Written by Darren Greenwood, Contributor

It might seem fanciful, but New Zealand could help save the world from a technology disaster.

Many of our electrical devices rely on rare earth metals that are mainly found only in China.

Just as the world has concerns over Organisation of the Petroleum Exporting Countries' (OPEC) oil monopoly, and just as Europe fears dependence on Russian gas, so the world has similar fears of relying on China for these rare earth metals.

China supplies up to 97 per cent of them, though there are a couple of such mines in development in New South Wales and California.

However, China is flexing its muscles. Last year, it slashed exports of these metals by 35 per cent, as it tries to keep these metals within the country and attract the higher-tech electronic device manufacturing industry instead of just digging dirt.

As China threatens to cut off world supplies, it has been admonished by the World Trade Organisation (WTO). The effects of such blockades will be damaging. A shortage of such raw materials can only increase prices and reduce the supply of the devices we use, thus impacting on their adaptation and the benefits that business and consumers get from technology.

Fortunately, New Zealand might come to the rescue, along with other Pacific countries.

Vast deposits of these rare earth metals have been found under the Pacific, to the north east of New Zealand and stretching as far as Hawaii. The deposits are so vast that these rare earth metals won't be rare any more.

There might be problems in obtaining the metals profitably, but if they can be mined or simply pumped to the surface, China's stranglehold over the tech sector will be broken.

Of course, we have other home-grown hurdles before we can enjoy the benefits of cheaper and more readily available raw materials.

Mining these metals is a dirty business, and will bring the protests that such mining on land always bring.

But we might want to remind the environmentalists that much of this demand is being fuelled by "green technology", such as electric batteries and wind turbines.

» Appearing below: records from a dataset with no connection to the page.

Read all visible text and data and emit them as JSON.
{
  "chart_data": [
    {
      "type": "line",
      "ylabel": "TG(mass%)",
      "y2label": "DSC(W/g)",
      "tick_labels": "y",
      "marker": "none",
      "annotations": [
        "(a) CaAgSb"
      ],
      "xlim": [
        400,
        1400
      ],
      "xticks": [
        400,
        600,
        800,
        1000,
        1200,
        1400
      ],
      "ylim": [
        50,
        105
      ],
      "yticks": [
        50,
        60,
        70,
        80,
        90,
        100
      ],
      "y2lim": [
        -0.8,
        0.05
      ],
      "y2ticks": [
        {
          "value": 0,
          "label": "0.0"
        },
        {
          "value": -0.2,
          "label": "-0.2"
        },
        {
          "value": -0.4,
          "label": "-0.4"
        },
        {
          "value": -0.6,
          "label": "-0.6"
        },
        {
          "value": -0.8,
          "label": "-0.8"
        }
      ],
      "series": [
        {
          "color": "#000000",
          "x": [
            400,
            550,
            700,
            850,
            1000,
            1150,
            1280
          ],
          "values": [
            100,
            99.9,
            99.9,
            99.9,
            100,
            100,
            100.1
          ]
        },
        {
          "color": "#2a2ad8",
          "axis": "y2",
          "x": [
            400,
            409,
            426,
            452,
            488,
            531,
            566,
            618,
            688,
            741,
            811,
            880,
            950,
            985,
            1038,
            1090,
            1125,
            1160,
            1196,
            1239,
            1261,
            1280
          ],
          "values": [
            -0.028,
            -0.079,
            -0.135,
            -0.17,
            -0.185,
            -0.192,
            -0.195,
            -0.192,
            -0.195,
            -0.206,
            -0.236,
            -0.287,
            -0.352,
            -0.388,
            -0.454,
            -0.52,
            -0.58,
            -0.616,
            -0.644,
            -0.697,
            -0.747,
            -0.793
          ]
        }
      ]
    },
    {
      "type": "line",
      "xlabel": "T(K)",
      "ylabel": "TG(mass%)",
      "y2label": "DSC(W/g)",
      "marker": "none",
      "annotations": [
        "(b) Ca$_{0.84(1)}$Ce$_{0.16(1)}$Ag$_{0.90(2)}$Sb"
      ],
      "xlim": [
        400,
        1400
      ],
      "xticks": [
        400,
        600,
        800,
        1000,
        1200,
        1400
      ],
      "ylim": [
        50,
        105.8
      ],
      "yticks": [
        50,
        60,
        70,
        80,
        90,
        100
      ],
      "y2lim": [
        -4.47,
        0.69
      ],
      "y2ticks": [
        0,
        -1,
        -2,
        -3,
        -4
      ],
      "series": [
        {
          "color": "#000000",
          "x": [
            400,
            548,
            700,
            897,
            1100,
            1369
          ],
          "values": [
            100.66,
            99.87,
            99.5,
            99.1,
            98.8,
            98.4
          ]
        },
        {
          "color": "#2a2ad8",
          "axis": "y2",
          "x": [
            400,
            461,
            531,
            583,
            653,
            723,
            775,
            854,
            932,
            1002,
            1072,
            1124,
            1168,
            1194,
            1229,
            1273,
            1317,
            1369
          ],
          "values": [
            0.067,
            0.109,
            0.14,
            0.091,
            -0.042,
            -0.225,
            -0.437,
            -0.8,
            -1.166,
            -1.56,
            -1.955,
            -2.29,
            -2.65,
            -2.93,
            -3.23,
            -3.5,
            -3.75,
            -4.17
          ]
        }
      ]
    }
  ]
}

And as we were told a few days back, such pollution is actually saving the planet from catastrophic climate change!

All the same, New Zealand does have a spineless, populist government, which last year backed down on plans for extra mining in New Zealand in the face of protests from the environmentalists.

But if the country can be brave and take on the environmentalists, New Zealand might save the world from a technological disaster!